Improving Mixed-Criticality Scheduling with Reinforcement Learning
Muhammad El-Mahdy, Nourhan Sakr, Rodrigo Carrasco
TL;DR
The paper addresses the challenge of offline non-preemptive mixed-criticality scheduling on varying-speed processors, an NP-hard problem, by formulating it as a Markov decision process and solving it with a Masked PPO reinforcement learning agent. The proposed approach prioritizes high-criticality tasks while maintaining overall system performance, and it is validated on both synthetic data (up to 100,000 instances) and real server data, under scenarios with and without processor degradation. Key findings show HI completion around 85% and overall completion around 80% under degraded conditions, and higher performance (up to 93-94% HI/overall) in stable, no-degradation settings.
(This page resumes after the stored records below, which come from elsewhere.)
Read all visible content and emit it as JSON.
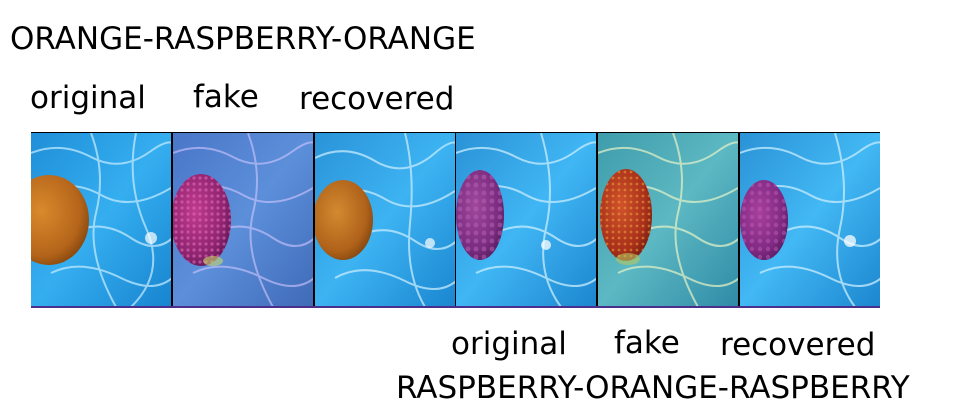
{
  "top": {
    "title": "ORANGE-RASPBERRY-ORANGE",
    "labels": [
      "original",
      "fake",
      "recovered"
    ]
  },
  "bottom": {
    "title": "RASPBERRY-ORANGE-RASPBERRY",
    "labels": [
      "original",
      "fake",
      "recovered"
    ]
  }
}
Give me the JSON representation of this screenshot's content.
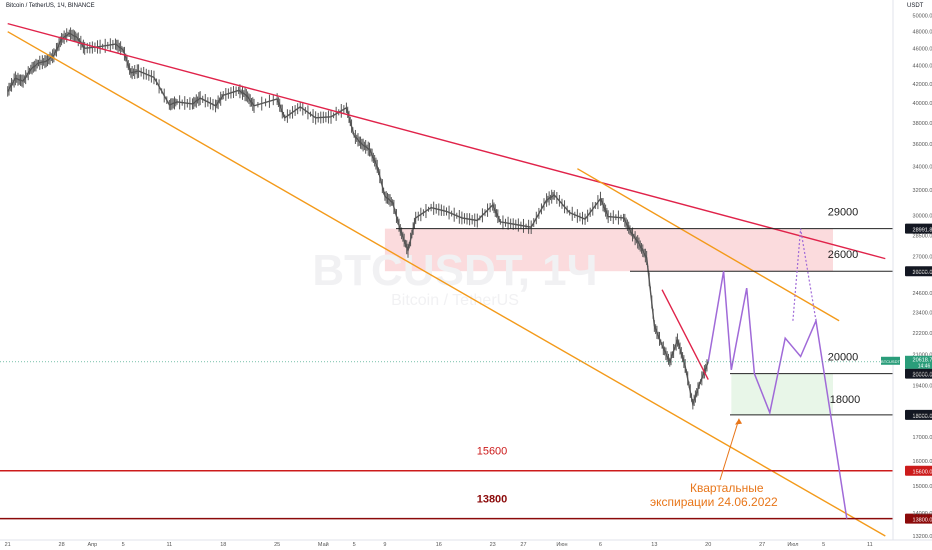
{
  "header": {
    "symbol_line": "Bitcoin / TetherUS, 1Ч, BINANCE",
    "unit": "USDT"
  },
  "watermark": {
    "ticker": "BTCUSDT, 1Ч",
    "name": "Bitcoin / TetherUS"
  },
  "colors": {
    "red_line": "#e0234a",
    "orange_line": "#f39a1a",
    "purple_line": "#a06ad8",
    "candle": "#555555",
    "level_line": "#222222",
    "support_red": "#cc1b1b",
    "support_dark": "#8b0a0a",
    "zone_red": "#fbd7d9",
    "zone_green": "#e6f5e6",
    "label_badge": "#131722",
    "price_badge": "#2a9d7a",
    "annotation": "#e8761a"
  },
  "chart_data": {
    "type": "line",
    "title": "Bitcoin / TetherUS, 1Ч, BINANCE",
    "ylabel": "USDT",
    "ylim": [
      13200,
      51000
    ],
    "xlim": [
      "2022-03-21",
      "2022-07-13"
    ],
    "y_scale": "log",
    "grid": false,
    "y_ticks": [
      13200,
      14000,
      15000,
      16000,
      17000,
      18000,
      19400,
      20000,
      21000,
      22200,
      23400,
      24600,
      26000,
      27000,
      28500,
      30000,
      32000,
      34000,
      36000,
      38000,
      40000,
      42000,
      44000,
      46000,
      48000,
      50000
    ],
    "y_tick_labels": [
      "13200.00",
      "14000.00",
      "15000.00",
      "16000.00",
      "17000.00",
      "18000.00",
      "19400.00",
      "20000.00",
      "21000.00",
      "22200.00",
      "23400.00",
      "24600.00",
      "26000.00",
      "27000.00",
      "28500.00",
      "30000.00",
      "32000.00",
      "34000.00",
      "36000.00",
      "38000.00",
      "40000.00",
      "42000.00",
      "44000.00",
      "46000.00",
      "48000.00",
      "50000.00"
    ],
    "x_ticks": [
      {
        "label": "21",
        "date": "2022-03-21"
      },
      {
        "label": "28",
        "date": "2022-03-28"
      },
      {
        "label": "Апр",
        "date": "2022-04-01"
      },
      {
        "label": "5",
        "date": "2022-04-05"
      },
      {
        "label": "11",
        "date": "2022-04-11"
      },
      {
        "label": "18",
        "date": "2022-04-18"
      },
      {
        "label": "25",
        "date": "2022-04-25"
      },
      {
        "label": "Май",
        "date": "2022-05-01"
      },
      {
        "label": "5",
        "date": "2022-05-05"
      },
      {
        "label": "9",
        "date": "2022-05-09"
      },
      {
        "label": "16",
        "date": "2022-05-16"
      },
      {
        "label": "23",
        "date": "2022-05-23"
      },
      {
        "label": "27",
        "date": "2022-05-27"
      },
      {
        "label": "Июн",
        "date": "2022-06-01"
      },
      {
        "label": "6",
        "date": "2022-06-06"
      },
      {
        "label": "13",
        "date": "2022-06-13"
      },
      {
        "label": "20",
        "date": "2022-06-20"
      },
      {
        "label": "27",
        "date": "2022-06-27"
      },
      {
        "label": "Июл",
        "date": "2022-07-01"
      },
      {
        "label": "5",
        "date": "2022-07-05"
      },
      {
        "label": "11",
        "date": "2022-07-11"
      }
    ],
    "series": [
      {
        "values": [
          [
            "2022-03-21",
            41200
          ],
          [
            "2022-03-22",
            42600
          ],
          [
            "2022-03-23",
            42300
          ],
          [
            "2022-03-24",
            43600
          ],
          [
            "2022-03-25",
            44300
          ],
          [
            "2022-03-26",
            44500
          ],
          [
            "2022-03-27",
            45200
          ],
          [
            "2022-03-28",
            47100
          ],
          [
            "2022-03-29",
            47800
          ],
          [
            "2022-03-30",
            47300
          ],
          [
            "2022-03-31",
            46000
          ],
          [
            "2022-04-02",
            46200
          ],
          [
            "2022-04-04",
            46500
          ],
          [
            "2022-04-05",
            45800
          ],
          [
            "2022-04-06",
            43200
          ],
          [
            "2022-04-07",
            43400
          ],
          [
            "2022-04-09",
            42700
          ],
          [
            "2022-04-11",
            39800
          ],
          [
            "2022-04-12",
            40100
          ],
          [
            "2022-04-14",
            39900
          ],
          [
            "2022-04-15",
            40500
          ],
          [
            "2022-04-17",
            39700
          ],
          [
            "2022-04-18",
            40800
          ],
          [
            "2022-04-20",
            41300
          ],
          [
            "2022-04-21",
            40800
          ],
          [
            "2022-04-22",
            39700
          ],
          [
            "2022-04-25",
            40400
          ],
          [
            "2022-04-26",
            38500
          ],
          [
            "2022-04-28",
            39600
          ],
          [
            "2022-04-30",
            38500
          ],
          [
            "2022-05-02",
            38600
          ],
          [
            "2022-05-04",
            39500
          ],
          [
            "2022-05-05",
            36800
          ],
          [
            "2022-05-06",
            36000
          ],
          [
            "2022-05-07",
            35500
          ],
          [
            "2022-05-08",
            34000
          ],
          [
            "2022-05-09",
            31500
          ],
          [
            "2022-05-10",
            31000
          ],
          [
            "2022-05-11",
            28900
          ],
          [
            "2022-05-12",
            27400
          ],
          [
            "2022-05-13",
            29800
          ],
          [
            "2022-05-15",
            30600
          ],
          [
            "2022-05-17",
            30300
          ],
          [
            "2022-05-19",
            29800
          ],
          [
            "2022-05-21",
            29600
          ],
          [
            "2022-05-23",
            30800
          ],
          [
            "2022-05-24",
            29500
          ],
          [
            "2022-05-26",
            29300
          ],
          [
            "2022-05-28",
            29100
          ],
          [
            "2022-05-30",
            31200
          ],
          [
            "2022-05-31",
            31600
          ],
          [
            "2022-06-02",
            30200
          ],
          [
            "2022-06-04",
            29700
          ],
          [
            "2022-06-06",
            31300
          ],
          [
            "2022-06-07",
            29900
          ],
          [
            "2022-06-09",
            29800
          ],
          [
            "2022-06-10",
            28700
          ],
          [
            "2022-06-11",
            27900
          ],
          [
            "2022-06-12",
            26900
          ],
          [
            "2022-06-13",
            22600
          ],
          [
            "2022-06-14",
            21500
          ],
          [
            "2022-06-15",
            20600
          ],
          [
            "2022-06-16",
            21800
          ],
          [
            "2022-06-17",
            20400
          ],
          [
            "2022-06-18",
            18500
          ],
          [
            "2022-06-19",
            19600
          ],
          [
            "2022-06-20",
            20600
          ]
        ]
      }
    ],
    "trendlines": [
      {
        "name": "red",
        "points": [
          [
            "2022-03-21",
            49000
          ],
          [
            "2022-07-13",
            26850
          ]
        ]
      },
      {
        "name": "orange-lower",
        "points": [
          [
            "2022-03-21",
            48000
          ],
          [
            "2022-07-13",
            13200
          ]
        ]
      },
      {
        "name": "orange-upper",
        "points": [
          [
            "2022-06-03",
            33800
          ],
          [
            "2022-07-07",
            22900
          ]
        ]
      },
      {
        "name": "red-short",
        "points": [
          [
            "2022-06-14",
            24800
          ],
          [
            "2022-06-20",
            19700
          ]
        ]
      }
    ],
    "forecast_path": [
      [
        "2022-06-20",
        20600
      ],
      [
        "2022-06-22",
        26000
      ],
      [
        "2022-06-23",
        20200
      ],
      [
        "2022-06-25",
        24900
      ],
      [
        "2022-06-26",
        20000
      ],
      [
        "2022-06-28",
        18100
      ],
      [
        "2022-06-30",
        21900
      ],
      [
        "2022-07-02",
        20900
      ],
      [
        "2022-07-04",
        22900
      ],
      [
        "2022-07-08",
        13800
      ]
    ],
    "forecast_dotted": [
      [
        "2022-07-01",
        22900
      ],
      [
        "2022-07-02",
        28990
      ],
      [
        "2022-07-04",
        22900
      ]
    ],
    "zones": [
      {
        "name": "resistance-zone",
        "from_date": "2022-05-09",
        "to_date": "2022-07-13",
        "low": 26000,
        "high": 28991.86
      },
      {
        "name": "support-zone",
        "from_date": "2022-06-23",
        "to_date": "2022-07-13",
        "low": 18000,
        "high": 20000
      }
    ],
    "levels": [
      {
        "value": 28991.86,
        "label": "29000",
        "badge": "28991.86",
        "kind": "black"
      },
      {
        "value": 26000,
        "label": "26000",
        "badge": "26000.00",
        "kind": "black"
      },
      {
        "value": 20000,
        "label": "20000",
        "badge": "20000.00",
        "kind": "black"
      },
      {
        "value": 18000,
        "label": "18000",
        "badge": "18000.00",
        "kind": "black"
      },
      {
        "value": 15600,
        "label": "15600",
        "badge": "15600.00",
        "kind": "red"
      },
      {
        "value": 13800,
        "label": "13800",
        "badge": "13800.00",
        "kind": "darkred"
      }
    ],
    "current_price": {
      "value": 20618.71,
      "label": "BTCUSDT",
      "price": "20618.71",
      "timer": "14:46"
    },
    "annotation": {
      "lines": [
        "Квартальные",
        "экспирации 24.06.2022"
      ],
      "target": [
        "2022-06-24",
        18100
      ]
    }
  }
}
The work demonstrates the scalability and effectiveness of RL for complex real-time scheduling and outlines concrete future directions, including online/preemptive variants and integration of safety constraints for safety-critical applications.
Abstract
This paper introduces a novel reinforcement learning (RL) approach to scheduling mixed-criticality (MC) systems on processors with varying speeds. Building upon the foundation laid by [1], we extend their work to address the non-preemptive scheduling problem, which is known to be NP-hard. By modeling this scheduling challenge as a Markov Decision Process (MDP), we develop an RL agent capable of generating near-optimal schedules for real-time MC systems. Our RL-based scheduler prioritizes high-critical tasks while maintaining overall system performance. Through extensive experiments, we demonstrate the scalability and effectiveness of our approach. The RL scheduler significantly improves task completion rates, achieving around 80% overall and 85% for high-criticality tasks across 100,000 instances of synthetic data and real data under varying system conditions. Moreover, under stable conditions without degradation, the scheduler achieves 94% overall task completion and 93% for high-criticality tasks. These results highlight the potential of RL-based schedulers in real-time and safety-critical applications, offering substantial improvements in handling complex and dynamic scheduling scenarios.